Enfin, Gaetano Pesce explique la nécessité de convaincre le monde de l’industrie de ce réel intérêt — pratique et financier — que comporte l’utilisation de ces nouveaux matériaux, et l’intégration d’une certaine flexibilité dans les processus de fabrication. Il insiste également sur l’importance de revoir les modes d’enseignement, destinés aux futurs designers et architectes, afin de stimuler davantage leur esprit d’innovation, ainsi que leur intérêt personnel pour la recherche et l’expérimentation, en faveur de nouvelles matières. Le tout devrait participer à l’avènement d’une « troisième révolution industrielle » permettant de transformer le monde, et notamment les villes, en modifiant notre culture des objets et en nous incitant, par ce biais, à vivre avec de nouvelles valeurs.
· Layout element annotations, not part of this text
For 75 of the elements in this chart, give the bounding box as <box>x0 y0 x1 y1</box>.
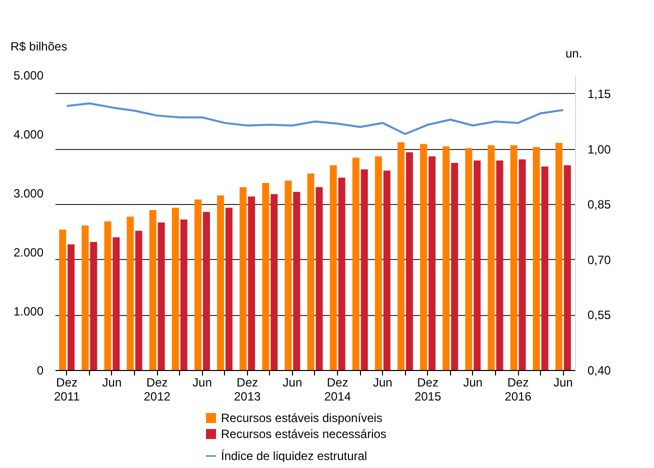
bar <box>307 174 314 370</box>
y2-tick-label: 0,70 <box>588 252 612 267</box>
bar <box>474 160 481 370</box>
y-tick-label: 5.000 <box>13 68 44 82</box>
x-tick-label: Jun <box>282 376 302 390</box>
bar <box>82 225 89 370</box>
x-tick-label: Dez 2014 <box>324 376 352 404</box>
bar <box>248 196 256 370</box>
bar <box>316 187 323 370</box>
bar <box>180 220 188 370</box>
bar <box>112 237 120 370</box>
bar <box>465 148 472 370</box>
bar <box>360 169 368 370</box>
bar <box>225 208 232 370</box>
bar <box>398 142 405 370</box>
bar <box>270 194 278 370</box>
bar <box>352 158 360 370</box>
bar <box>104 221 112 370</box>
bar <box>284 180 292 370</box>
x-tick-label: Dez 2012 <box>144 376 171 404</box>
y2-axis-title: un. <box>566 46 582 60</box>
y2-tick-label: 0,55 <box>588 308 612 322</box>
x-tick-label: Dez 2015 <box>414 376 442 404</box>
bar <box>442 146 450 370</box>
y-axis-title: R$ bilhões <box>10 40 68 54</box>
y-tick-label: 2.000 <box>13 246 44 260</box>
bar <box>532 146 540 370</box>
bar <box>420 144 428 370</box>
x-tick-label: Jun <box>463 376 483 390</box>
y-tick-label: 4.000 <box>13 128 44 142</box>
y2-tick-label: 1,15 <box>588 86 612 101</box>
x-tick-label: Dez 2011 <box>54 376 80 404</box>
bar <box>510 145 518 370</box>
bar <box>126 216 134 370</box>
x-tick-label: Jun <box>553 376 573 390</box>
x-tick-label: Jun <box>373 376 392 390</box>
x-tick-label: Dez 2013 <box>234 376 261 404</box>
bar <box>406 152 413 370</box>
bar <box>262 182 270 370</box>
y2-tick-label: 1,00 <box>588 142 612 156</box>
bar <box>158 222 165 370</box>
bar <box>217 195 224 370</box>
line-series <box>66 102 564 135</box>
bar <box>135 230 142 370</box>
bar <box>68 244 75 370</box>
x-tick-label: Jun <box>192 376 212 390</box>
bar <box>541 166 548 370</box>
bar <box>172 208 179 370</box>
bar <box>564 165 571 370</box>
bar <box>374 156 382 370</box>
bar <box>488 145 495 370</box>
bar <box>194 199 202 370</box>
x-tick-label: Jun <box>102 376 122 390</box>
bar <box>149 210 156 370</box>
bar <box>330 165 337 370</box>
bar <box>555 142 562 370</box>
y2-tick-label: 0,40 <box>588 364 612 378</box>
y-tick-label: 1.000 <box>13 304 44 318</box>
legend-label: Recursos estáveis disponíveis <box>221 411 382 425</box>
y2-tick-label: 0,85 <box>588 198 612 212</box>
bar <box>451 162 458 370</box>
bar <box>383 170 390 370</box>
legend-label: Recursos estáveis necessários <box>221 427 386 441</box>
y-tick-label: 3.000 <box>13 186 44 200</box>
bar <box>202 212 210 370</box>
bar <box>90 242 98 370</box>
bar <box>240 187 247 370</box>
bar <box>338 178 346 370</box>
bar <box>59 230 66 370</box>
x-tick-label: Dez 2016 <box>504 376 532 404</box>
bar <box>293 192 300 370</box>
y-tick-label: 0 <box>36 364 44 378</box>
bar <box>518 159 526 370</box>
bar <box>496 160 504 370</box>
bar <box>428 156 436 370</box>
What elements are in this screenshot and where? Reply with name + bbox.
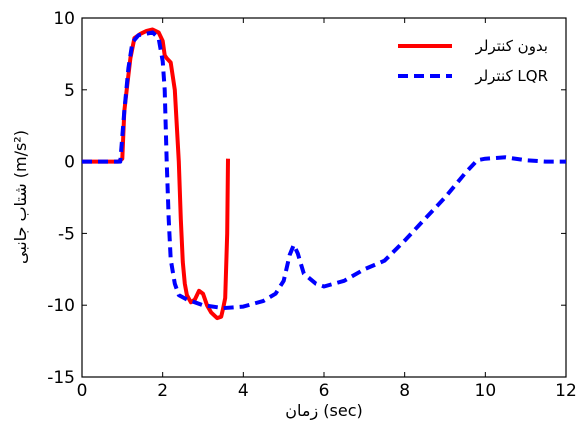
y-axis-label: شتاب جانبی (m/s²) (11, 130, 30, 264)
y-tick-label: 10 (53, 9, 75, 29)
y-tick-label: 5 (64, 81, 75, 101)
x-axis-label: زمان (sec) (285, 401, 362, 421)
legend: بدون کنترلر کنترلر LQR (398, 37, 548, 85)
y-tick-label: -5 (58, 224, 75, 244)
y-tick-label: -15 (47, 368, 75, 388)
x-tick-label: 6 (319, 381, 330, 401)
x-tick-label: 0 (77, 381, 88, 401)
x-tick-label: 2 (157, 381, 168, 401)
x-tick-label: 4 (238, 381, 249, 401)
axis-ticks: 0 2 4 6 8 10 12 -15 -10 -5 0 5 10 (47, 9, 577, 401)
series-layer (82, 27, 566, 321)
series-line-2 (82, 30, 566, 311)
x-tick-label: 10 (475, 381, 497, 401)
x-tick-label: 12 (555, 381, 577, 401)
legend-label-1: بدون کنترلر (475, 37, 548, 55)
legend-label-2: کنترلر LQR (474, 67, 548, 85)
y-tick-label: 0 (64, 153, 75, 173)
x-tick-label: 8 (399, 381, 410, 401)
y-tick-label: -10 (47, 296, 75, 316)
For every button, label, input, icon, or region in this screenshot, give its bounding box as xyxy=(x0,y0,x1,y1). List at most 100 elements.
Le premier concept clé est celui de « design à double fonctionnalité », qui consiste à ajouter à la valeur d’usage d’un objet une valeur d’expressivité, pouvant passer par l’utilisation de l’image, du symbole, qu’il soit d’ordre religieux, social ou politique. Le deuxième concept clé est celui de « série diversifiée », qui comprend la possibilité pour des objets standards de devenir des exemplaires uniques, au sein d’une série de produits similaires. Le troisième concept est celui du « mal fait », qui est relié à la notion d’« aléatoire », et qui introduit l’idée du défaut, dans le sens de ce qui est différent. Enfin, le quatrième concept clé est celui de « détournement technologique », lié à l’expérimentation de nouveaux matériaux, et aux « hasards » qu’introduit cette expérimentation.

Cet ouvrage est important pour le champ théorique du design dans la mesure où il confère, dans l’élaboration de tout projet, une place prépondérante à la « matière », et à l’expérimentation, notamment de nouveaux matériaux, mettant ainsi en avant la nécessité de collaborer avec le monde de l’ingénierie, et des nouvelles technologies, et de s’inscrire dans une contemporanéité, qu’elle soit d’ordre matérielle, économique ou politique.
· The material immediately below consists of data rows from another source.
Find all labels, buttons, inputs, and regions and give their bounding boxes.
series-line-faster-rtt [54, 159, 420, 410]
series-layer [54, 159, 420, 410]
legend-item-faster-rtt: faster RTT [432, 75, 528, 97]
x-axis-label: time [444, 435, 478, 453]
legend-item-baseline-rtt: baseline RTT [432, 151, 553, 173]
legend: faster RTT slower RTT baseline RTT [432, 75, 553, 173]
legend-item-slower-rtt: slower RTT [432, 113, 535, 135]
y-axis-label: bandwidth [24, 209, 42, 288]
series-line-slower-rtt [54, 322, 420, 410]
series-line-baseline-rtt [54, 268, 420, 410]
Certes, nous pourrions, de nos jours, à l’instar de Victor Papanek — pour qui, dans toute pollution, les designers avaient leur responsabilité—, nous poser la question éthique du devenir, du préjudice écologique, et du facteur polluant engendrés par tous ces matériaux issus de la pétrochimie. Mais Gaetano Pesce aura également ouvert la voie vers une politique de l’innovation perpétuelle : celle-là même susceptible d’engendrer de nouvelles recherches sur des matériaux, plus « sains », et éco-responsables, tels qu’a pu en témoigner l’exposition : La Fabrique du Vivant, réalisée au Centre Pompidou, en 2019…
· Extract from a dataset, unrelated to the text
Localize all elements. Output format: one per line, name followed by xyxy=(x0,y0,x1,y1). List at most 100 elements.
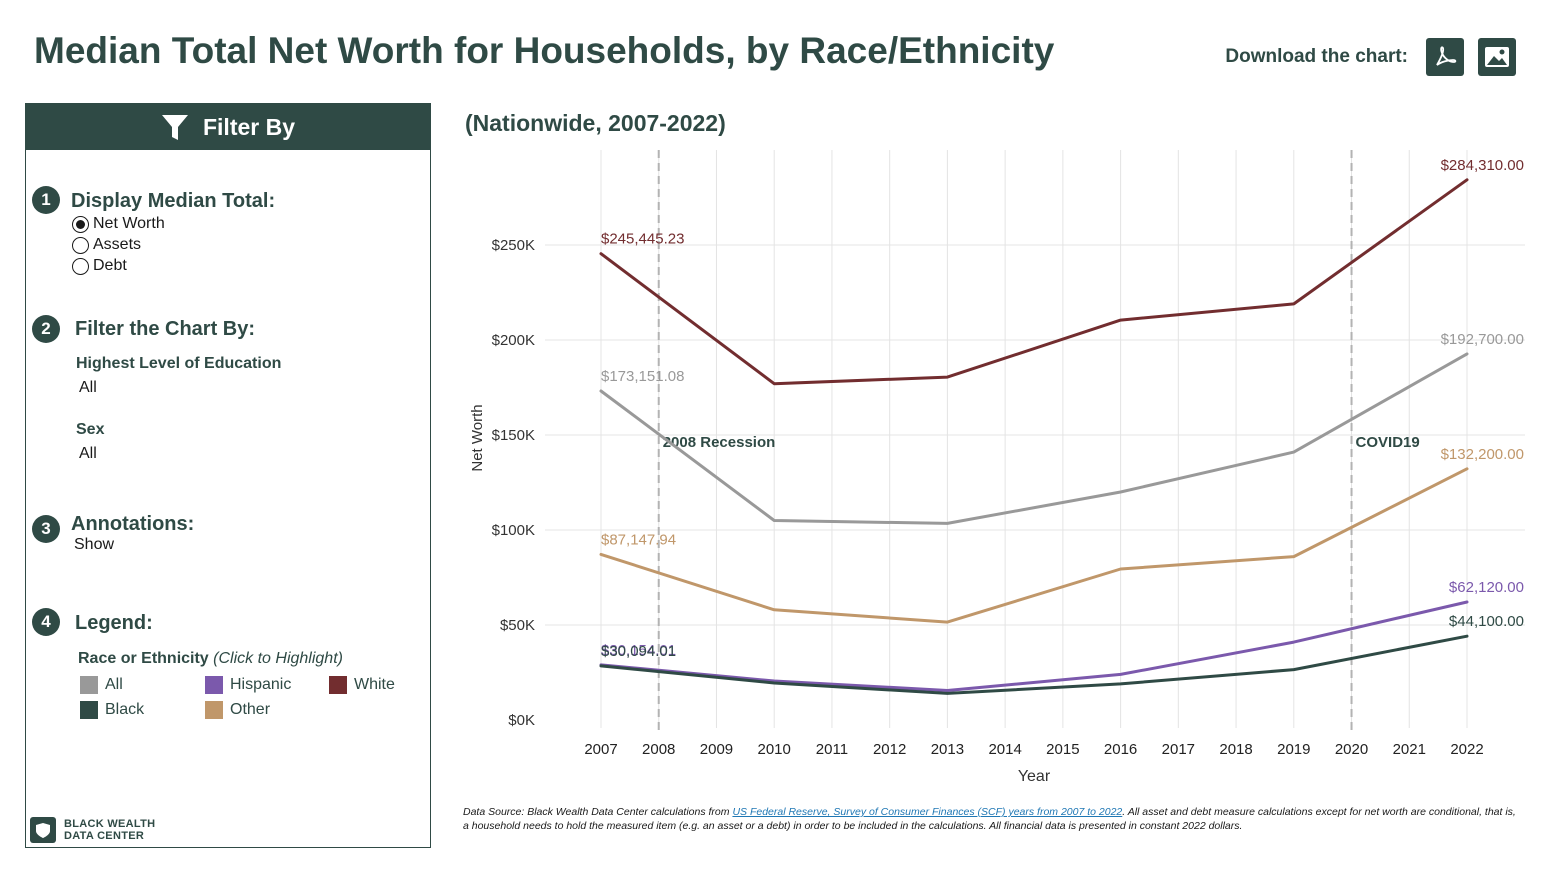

Par ailleurs, Gaetano Pesce aura eu tout au moins le mérite, dans la continuité d’Alain Findeli, de s’interroger sur l’« habitabilité » du monde, et sur la question de l’attachement aux objets, en créant, à travers son concept de « design à double fonctionnalité », des « objets qui permettent aux gens de rêver et d’interpréter3 », permettant ainsi de circonvenir à la froideur et la standardisation de l’esthétique du design industriel, tout en répondant besoins du grand public, grâce à son concept de « série diversifiée ». Il s’agit de séries au cours desquelles il aura même été jusqu’à donner voix aux ouvriers, en déréglant les machines, afin de leur laisser une marge d’intervention et de créativité, personnalisant ainsi de nouveau le travail, sur les chaînes de montage.

Il serait certes possible de critiquer la conception toute relative de la notion de « beauté » chez Gaetano Pesce, et son expressivité parfois débordante — propre au côté fantaisiste du personnage —, mais on ne pourrait nier son engagement politique total, qui ressort de son travail, et de sa vision globalisante du métier d’architecte et de designer. Contrairement à certains, qui « se vantent de ne plus toucher physiquement à rien, lui, aura réellement mis la main à la pâte4 ».

Isabelle DONGUY Master 1 « Esthétique », Paris 1 Panthéon-Sorbonne, 2022-2023


  1. Ont contribué à ce catalogue : Germain Viatte, Nicole Pénicault, Jocelyn de Noblet, Raymond Guidot, François barré, Daniel Soutif, et Richard Buchanan. 

  2. Gaetano PESCE, Entretiens, Paris, Ed. Buchet-Chastel, 2017. 

  3. PESCE, Gaetano, Le temps des questions, op. cit., p. 118. 

  4. Gaetano PESCE, Entretiens, op. cit., p. 129.